Planning is in the final stages for a federally funded $3 million runway project at Wiscasset Municipal Airport. The project will go out to bid by early April. David Nadeau, senior associate of Stantec, briefed airport advisory committee members on the project Wednesday, March 24 in the airport’s administration building at 96 Chewonki Neck Road.
Nadeau provided a set of project plans that await final approval from the Federal Aviation Administration. The FAA requires the project be bid out before the grant process proceeds. Work would begin sometime this summer and take an estimated 49 days. “Until the FAA issues the grant, we don’t know when we can start work. Typically, they do this in mid-July,” said Nadeau.
The work includes recycling the current runway pavement and adding a new layer of asphalt to it. Aircraft taxi-ways will be widened to comply with FAA recommendations. Runway lighting will be replaced with LED fixtures; new signage and striping are also planned along with drainage improvements. Nadeau recommended the committee consider adding a protective surface sealant to the runway after the work is completed.
The project will result in about a two-month closure of the airport in the height of summer. Committee member Ervin Deck said the runway work was long overdue, having been put off for years. With federal stimulus dollars flowing into Maine, now was certainly the time to do the project, he told Wiscasset Newspaper.
Town Manager Dennis Simmons told the committee the select board would be adding a warrant article allowing for the lease of airport property for the planned Cenergy solar project.

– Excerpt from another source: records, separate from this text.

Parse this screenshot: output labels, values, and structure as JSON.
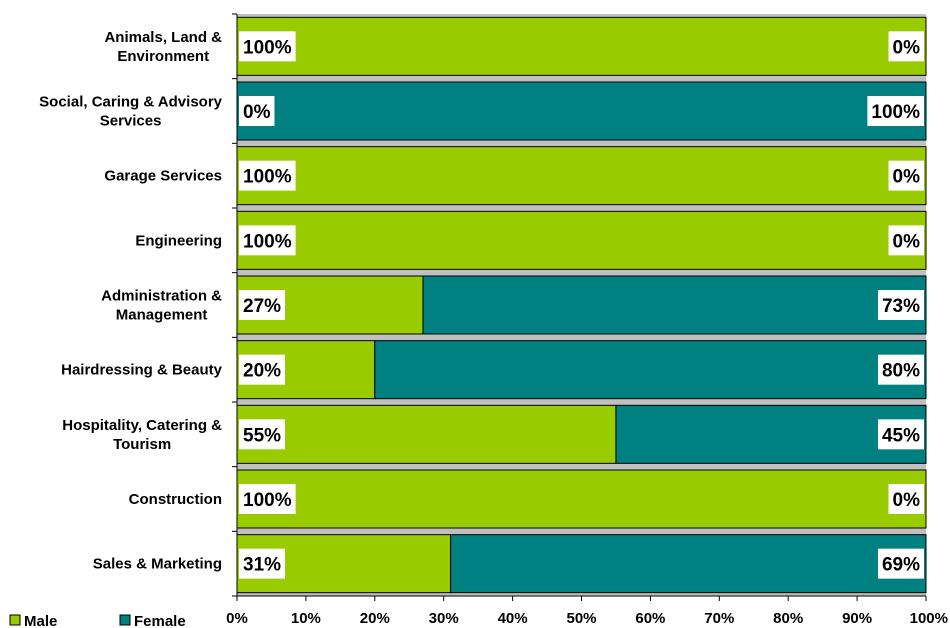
{
  "chart_data": {
    "type": "bar",
    "orientation": "horizontal",
    "stacked": "percent",
    "categories": [
      [
        "Animals, Land &",
        "Environment"
      ],
      [
        "Social, Caring & Advisory",
        "Services"
      ],
      [
        "Garage Services"
      ],
      [
        "Engineering"
      ],
      [
        "Administration &",
        "Management"
      ],
      [
        "Hairdressing & Beauty"
      ],
      [
        "Hospitality, Catering &",
        "Tourism"
      ],
      [
        "Construction"
      ],
      [
        "Sales & Marketing"
      ]
    ],
    "series": [
      {
        "name": "Male",
        "color": "#99cc00",
        "values": [
          100,
          0,
          100,
          100,
          27,
          20,
          55,
          100,
          31
        ]
      },
      {
        "name": "Female",
        "color": "#008080",
        "values": [
          0,
          100,
          0,
          0,
          73,
          80,
          45,
          0,
          69
        ]
      }
    ],
    "data_labels": {
      "male": [
        "100%",
        "0%",
        "100%",
        "100%",
        "27%",
        "20%",
        "55%",
        "100%",
        "31%"
      ],
      "female": [
        "0%",
        "100%",
        "0%",
        "0%",
        "73%",
        "80%",
        "45%",
        "0%",
        "69%"
      ]
    },
    "xticks": [
      "0%",
      "10%",
      "20%",
      "30%",
      "40%",
      "50%",
      "60%",
      "70%",
      "80%",
      "90%",
      "100%"
    ],
    "xlim": [
      0,
      100
    ],
    "grid": false,
    "legend": {
      "position": "bottom-left",
      "entries": [
        "Male",
        "Female"
      ]
    },
    "colors": {
      "male": "#99cc00",
      "female": "#008080",
      "gap": "#c0c0c0",
      "border": "#000000"
    }
  }
}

Simmons said the project needed voter approval before selectmen could finalize it. He noted at the select board’s request Cenergy agreed to put up a decommission fee. If the project goes forward, Cenergy, of Carlsbad, California, would lease the land for $53,000 a year, the monies to be used to offset costs of the airport. The firm is proposing similar projects in Waterville and Augusta, said Simmons.

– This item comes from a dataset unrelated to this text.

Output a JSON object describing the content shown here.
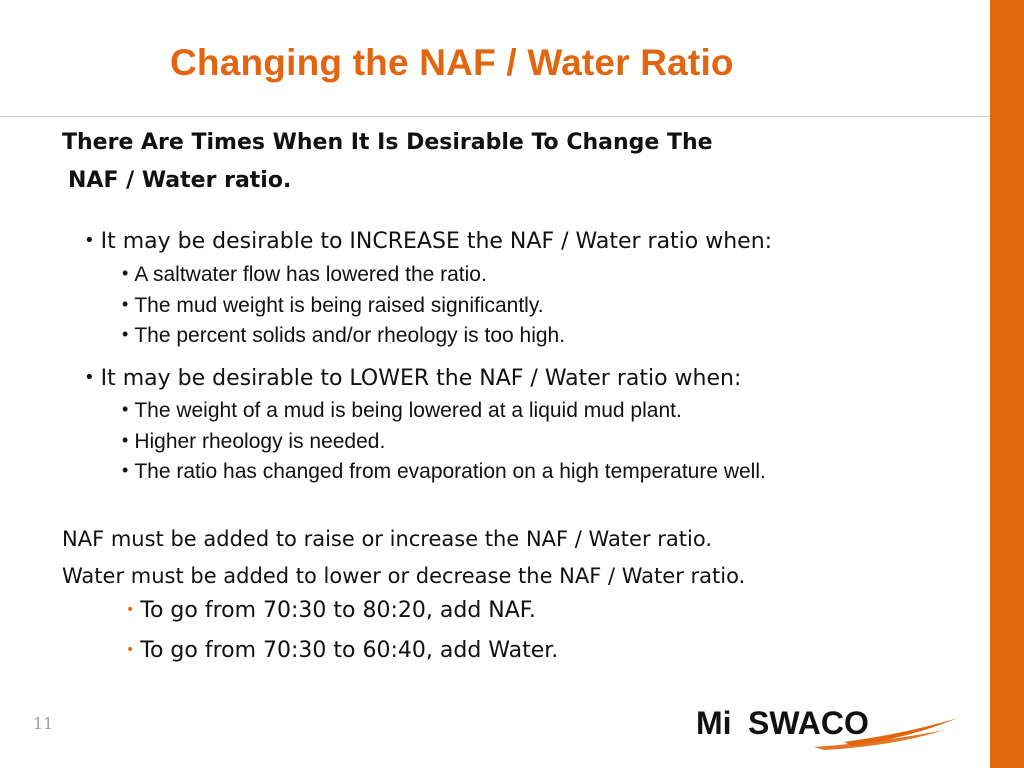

Airport Manager Rick Tetrev said February had been a busy month with test borings and a survey of the runway. The borings were needed to determine the depth of the excavation needed, he wrote in his monthly report. “They came at 6 in the morning and finished at sundown,” he wrote.
The airport office will remain open by appointment through April. The airport has been open to air traffic and self-service fuel throughout the COVID-19 pandemic.
The committee re-elected Steve Williams chairman. The other members are Deck, Pam Brackett and Ray Soule.